Take a look at these sources if you're lost with my writing or if you want to know more.
- Wikipedia, of course
- Flat Module in Wolfram MathWorld (just definitions)
- Faithfully Flat Module in Wolfram MathWorld (just definitions)
- nLab: flat module for the nPOV
- Rigorous Trivialities has an article about flat morphisms, written by Charles Siegel which might be more interesting if you want something sheafy, getting to geometry quickly.
- Climbing Mount Bourbaki on local and infinitesimal criteria for flatness, might help you with the exercises below.
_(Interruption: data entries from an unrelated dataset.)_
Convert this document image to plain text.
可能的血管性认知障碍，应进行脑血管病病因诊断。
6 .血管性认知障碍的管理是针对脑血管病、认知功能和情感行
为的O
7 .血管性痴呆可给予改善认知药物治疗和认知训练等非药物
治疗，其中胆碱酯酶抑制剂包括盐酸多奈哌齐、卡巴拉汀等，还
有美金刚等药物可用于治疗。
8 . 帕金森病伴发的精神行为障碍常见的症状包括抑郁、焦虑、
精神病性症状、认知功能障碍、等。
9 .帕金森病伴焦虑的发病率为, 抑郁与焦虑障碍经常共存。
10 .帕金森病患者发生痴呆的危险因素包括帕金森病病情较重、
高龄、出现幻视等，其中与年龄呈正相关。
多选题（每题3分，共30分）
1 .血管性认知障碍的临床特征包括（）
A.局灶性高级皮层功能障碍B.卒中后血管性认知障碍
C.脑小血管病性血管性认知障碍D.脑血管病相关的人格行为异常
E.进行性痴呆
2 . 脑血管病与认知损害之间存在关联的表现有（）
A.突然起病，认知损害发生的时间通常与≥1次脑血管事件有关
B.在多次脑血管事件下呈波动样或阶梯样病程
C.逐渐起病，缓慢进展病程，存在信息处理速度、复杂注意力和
- MO: Why are flat morphisms flat? - a question about the geometric intuition behind the word "flat".
Atiyah and MacDonald: Introduction To Commutative Algebra, Addison-Wesley Series in Mathematics, 1969
Gruson and Raynaud, Critères de platitude et de projectivité́, Invent. math. 13 (1971), 1–89.
- The more advanced reader will find the Stacks project very useful.
- Prove that the explicit quotient-of-free-group definition of a tensor product given above is correct, that means, show that there is a unique homomorphism as required and that every other thing that satisfies the abstract definition is isomorphic to the explicit one. (The second part might be a bit hard if you've seen tensor products for the first time).
- Prove that ⊗Q is right-exact, that means, that for every short exact sequence of right-R-modules M→N→P and every left R-module Q the sequence Q⊗M → Q⊗N → Q⊗P is right-exact (that means, exact at Q⊗N and the second map is surjective).
- Prove that every ring is flat over itself, that means, that for every ring R and every injective homomorphism of right R-modules M→N, the group homomorphism R⊗M → R⊗N is injective.
- Use the previous exercise to prove that every free module is flat. Hint: try to prove some statement about sums of flat modules.
- Prove that every flat abelian group is torsion-free.
- Generalise the results for abelian groups to general PIDs: every module over a PID is torsion-free if and only if it is flat.
- Find an algebra that isn't flat but has a flat non-trivial direct summand.
- Find an algebra that is flat but has a non-flat quotient.
- Find an algebra that isn't flat but has a flat non-trivial quotient.
- Prove that the localisation of a commutative ring R to a multiplicative subset S is a flat module S⁻¹R over R.
- Prove that a module M is flat over a ring R if and only if for all prime ideals p of R, the localised module Mp is flat over the localised ring Rp.
- Make your intuition about free, projective and flat modules in geometry more precise by looking at the (classical, vector bundle) Serre–Swan theorem.